This may be one of the most important decisions a parent must make.
Be an independent thinker. In the USA, there is one posted vaccine schedule that is put out by the CDC (Centers for Disease Control) in conjunction with the American Academy of Pediatrics (AAP) and the Advisory Committee on Immunization Practices (ACIP). That schedule is based on what would be best for the population as a whole, as determined by the small group of experts in the infectious disease arena.
The current schedule dates from back when autism was diagnosed in 1 child out of every 10,000. There was very little chronic disease like asthma, eczema, diabetes, autism, ADD, anxiety, depression, etc. The schedule was written when the rate of occurrence was nothing like what we are seeing today.
While I do recommend the schedule as recommended, for my child and perhaps for yours, there may be unique genetic vulnerabilities that would make the current schedule less than desirable and risky for you child. Your family, like mine, may have unique risk factors.
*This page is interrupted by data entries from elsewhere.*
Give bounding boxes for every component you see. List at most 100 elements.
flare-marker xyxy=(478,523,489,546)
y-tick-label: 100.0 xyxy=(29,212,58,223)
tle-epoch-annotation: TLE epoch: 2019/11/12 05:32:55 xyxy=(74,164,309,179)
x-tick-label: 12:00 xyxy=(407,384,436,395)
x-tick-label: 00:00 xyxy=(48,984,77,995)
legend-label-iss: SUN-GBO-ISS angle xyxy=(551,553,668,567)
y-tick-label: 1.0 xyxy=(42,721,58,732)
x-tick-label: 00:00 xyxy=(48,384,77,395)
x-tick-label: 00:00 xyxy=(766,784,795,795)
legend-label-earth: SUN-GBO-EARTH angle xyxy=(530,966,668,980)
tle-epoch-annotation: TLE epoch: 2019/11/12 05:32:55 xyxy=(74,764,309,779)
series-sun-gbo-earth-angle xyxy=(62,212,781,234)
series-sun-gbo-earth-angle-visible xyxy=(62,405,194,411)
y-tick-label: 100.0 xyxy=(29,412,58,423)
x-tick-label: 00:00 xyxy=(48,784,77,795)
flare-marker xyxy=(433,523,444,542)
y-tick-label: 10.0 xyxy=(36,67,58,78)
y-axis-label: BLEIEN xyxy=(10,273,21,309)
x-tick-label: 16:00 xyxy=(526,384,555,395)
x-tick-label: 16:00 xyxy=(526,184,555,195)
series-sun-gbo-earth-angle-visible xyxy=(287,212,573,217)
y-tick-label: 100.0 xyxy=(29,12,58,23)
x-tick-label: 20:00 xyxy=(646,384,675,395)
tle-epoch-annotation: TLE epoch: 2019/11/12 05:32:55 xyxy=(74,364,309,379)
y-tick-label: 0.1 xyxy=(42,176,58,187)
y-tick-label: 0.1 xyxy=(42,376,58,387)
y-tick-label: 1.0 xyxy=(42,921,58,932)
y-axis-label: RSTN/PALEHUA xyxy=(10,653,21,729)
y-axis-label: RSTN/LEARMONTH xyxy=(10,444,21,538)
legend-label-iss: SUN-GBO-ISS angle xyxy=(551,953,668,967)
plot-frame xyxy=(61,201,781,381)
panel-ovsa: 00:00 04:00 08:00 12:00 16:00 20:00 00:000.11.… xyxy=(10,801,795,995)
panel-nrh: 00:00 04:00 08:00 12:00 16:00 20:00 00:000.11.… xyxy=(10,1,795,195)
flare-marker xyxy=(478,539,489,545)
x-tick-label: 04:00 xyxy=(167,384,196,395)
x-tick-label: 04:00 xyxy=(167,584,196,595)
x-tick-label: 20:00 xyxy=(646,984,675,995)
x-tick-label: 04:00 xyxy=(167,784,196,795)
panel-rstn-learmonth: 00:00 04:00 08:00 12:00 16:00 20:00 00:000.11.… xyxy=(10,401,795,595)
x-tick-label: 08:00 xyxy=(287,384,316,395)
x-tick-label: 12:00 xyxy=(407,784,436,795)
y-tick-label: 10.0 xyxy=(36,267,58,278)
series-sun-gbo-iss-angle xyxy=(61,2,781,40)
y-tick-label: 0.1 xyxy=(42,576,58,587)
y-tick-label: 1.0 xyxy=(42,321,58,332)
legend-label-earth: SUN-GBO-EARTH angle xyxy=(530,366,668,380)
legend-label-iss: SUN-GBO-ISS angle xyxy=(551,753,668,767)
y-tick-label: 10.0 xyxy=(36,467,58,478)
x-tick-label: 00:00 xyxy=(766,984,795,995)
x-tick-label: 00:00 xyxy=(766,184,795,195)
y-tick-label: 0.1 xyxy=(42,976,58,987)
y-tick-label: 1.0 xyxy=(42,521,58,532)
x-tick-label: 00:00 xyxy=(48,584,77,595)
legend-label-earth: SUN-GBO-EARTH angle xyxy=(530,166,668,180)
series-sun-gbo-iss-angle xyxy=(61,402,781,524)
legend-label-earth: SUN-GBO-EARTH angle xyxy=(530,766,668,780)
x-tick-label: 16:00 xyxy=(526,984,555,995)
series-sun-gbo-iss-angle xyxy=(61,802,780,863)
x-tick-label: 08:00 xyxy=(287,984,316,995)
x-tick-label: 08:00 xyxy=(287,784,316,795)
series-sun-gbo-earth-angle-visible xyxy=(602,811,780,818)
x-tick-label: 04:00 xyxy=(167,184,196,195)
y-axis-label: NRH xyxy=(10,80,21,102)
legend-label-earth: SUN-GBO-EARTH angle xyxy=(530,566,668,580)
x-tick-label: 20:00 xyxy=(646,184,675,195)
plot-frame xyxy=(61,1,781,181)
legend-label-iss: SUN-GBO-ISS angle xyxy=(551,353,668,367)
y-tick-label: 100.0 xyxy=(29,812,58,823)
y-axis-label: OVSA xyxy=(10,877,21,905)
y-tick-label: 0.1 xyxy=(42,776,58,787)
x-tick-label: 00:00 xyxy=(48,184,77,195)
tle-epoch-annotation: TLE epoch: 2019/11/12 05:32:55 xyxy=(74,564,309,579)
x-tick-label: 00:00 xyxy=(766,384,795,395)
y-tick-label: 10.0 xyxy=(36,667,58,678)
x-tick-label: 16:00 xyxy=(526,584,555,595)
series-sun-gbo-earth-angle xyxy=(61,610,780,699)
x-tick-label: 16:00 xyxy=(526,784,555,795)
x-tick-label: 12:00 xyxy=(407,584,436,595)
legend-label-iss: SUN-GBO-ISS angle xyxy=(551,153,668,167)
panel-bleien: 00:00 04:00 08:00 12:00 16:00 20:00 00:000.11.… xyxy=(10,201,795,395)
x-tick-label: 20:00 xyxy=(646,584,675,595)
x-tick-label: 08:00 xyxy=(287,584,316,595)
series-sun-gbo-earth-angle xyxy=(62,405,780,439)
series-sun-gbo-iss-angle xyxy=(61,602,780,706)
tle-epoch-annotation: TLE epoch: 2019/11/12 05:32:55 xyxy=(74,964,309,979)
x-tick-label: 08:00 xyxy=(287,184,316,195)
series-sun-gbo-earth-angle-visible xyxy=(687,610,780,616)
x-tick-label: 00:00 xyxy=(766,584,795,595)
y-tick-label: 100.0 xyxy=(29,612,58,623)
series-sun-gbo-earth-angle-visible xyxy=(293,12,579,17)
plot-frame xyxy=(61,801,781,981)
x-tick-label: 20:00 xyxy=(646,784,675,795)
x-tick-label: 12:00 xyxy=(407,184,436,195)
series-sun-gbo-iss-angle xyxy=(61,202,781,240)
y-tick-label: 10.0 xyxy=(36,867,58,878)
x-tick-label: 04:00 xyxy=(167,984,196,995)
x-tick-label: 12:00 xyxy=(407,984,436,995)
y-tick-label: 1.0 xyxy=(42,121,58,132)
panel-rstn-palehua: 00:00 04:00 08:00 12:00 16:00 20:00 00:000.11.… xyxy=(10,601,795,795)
Let’s say there was a high likelihood of alcoholism in your family. If your child never drank alcohol, would they become alcoholic? No. It’s the toxins, when in a genetically vulnerable child, that cause these issues we are seeing today.
A child’s first exposure to toxins is in the womb. The uterus has the job of shunting nutrients and toxins to the developing baby. In 2012, in the USA, the CDC added the recommendation that all pregnant women get the Tdap with each pregnancy to reduce the risk of mother or child contracting Pertussis. The Tdap vaccine has at least 330 micrograms of aluminum. Studies have shown that premature infants should not get more than 4-5 micrograms per kilogram of bodyweight each day of aluminum parenterally (meaning IV- in the vein or IM- in the muscle), or they may suffer neurological and developmental delays. There are no safety studies on injecting aluminum at these very high doses into pregnant women. The US population is becoming the first large scale human experiment of injecting toxic doses of the known neurotoxin aluminum into pregnant women. This testing has not even been done on primates.
What about in the hospital when the doctor or nurse is wanting to inject your newborn baby with the Hepatitis B vaccine? This vaccine has 250 micrograms of aluminum. Just remember how Hepatitis B is contracted. This disease is one you get from sexual intercourse or IV drug use, just like HIV. The only way a baby can get Hepatitis B is if their mom has Hepatitis B. Mom’s, if you have been tested and you know that you either don’t have Hepatitis B or perhaps you are even immune to Hepatitis B, then the risk to your baby is ZERO! Why would you inject 250 micrograms of aluminum for something you are not even at risk for?
A very important study, was just published in JAMA Feb 13th 2013, titled “Association Between Maternal Use of Folic Acid Supplements and Risk of Autism Spectrum Disorders in Children”. Researchers studied over 85,000 pregnancies between 2002-2008, and followed the child’s health for an average of 6 years after birth, What they found was that for those moms who took folate during pregnancy the autism rate was 1 in 1000, and if they didn’t take folate it was 1/500. Guess what the autism rate was in the USA for this same time period? 1 in 100!
You might ask what this has to do with vaccines. Well, most likely a lot. The vaccine schedule in Norway at that time does not include the Hepatitis B vaccine with all of it’s toxic aluminum. The conclusion of the study was, “Although these findings do not establish causality, they do support prenatal folic acid supplementation.” I would add that while the study cannot establish causality between aluminum and the Hepatitis B vaccine and higher risks of autism, it does support not injecting aluminum into pregnant moms and definitely does support holding off on the Hepatitis B vaccine until much later.
As for the rest of the vaccine schedule, I would propose you not give more than one aluminum containing vaccine at a time.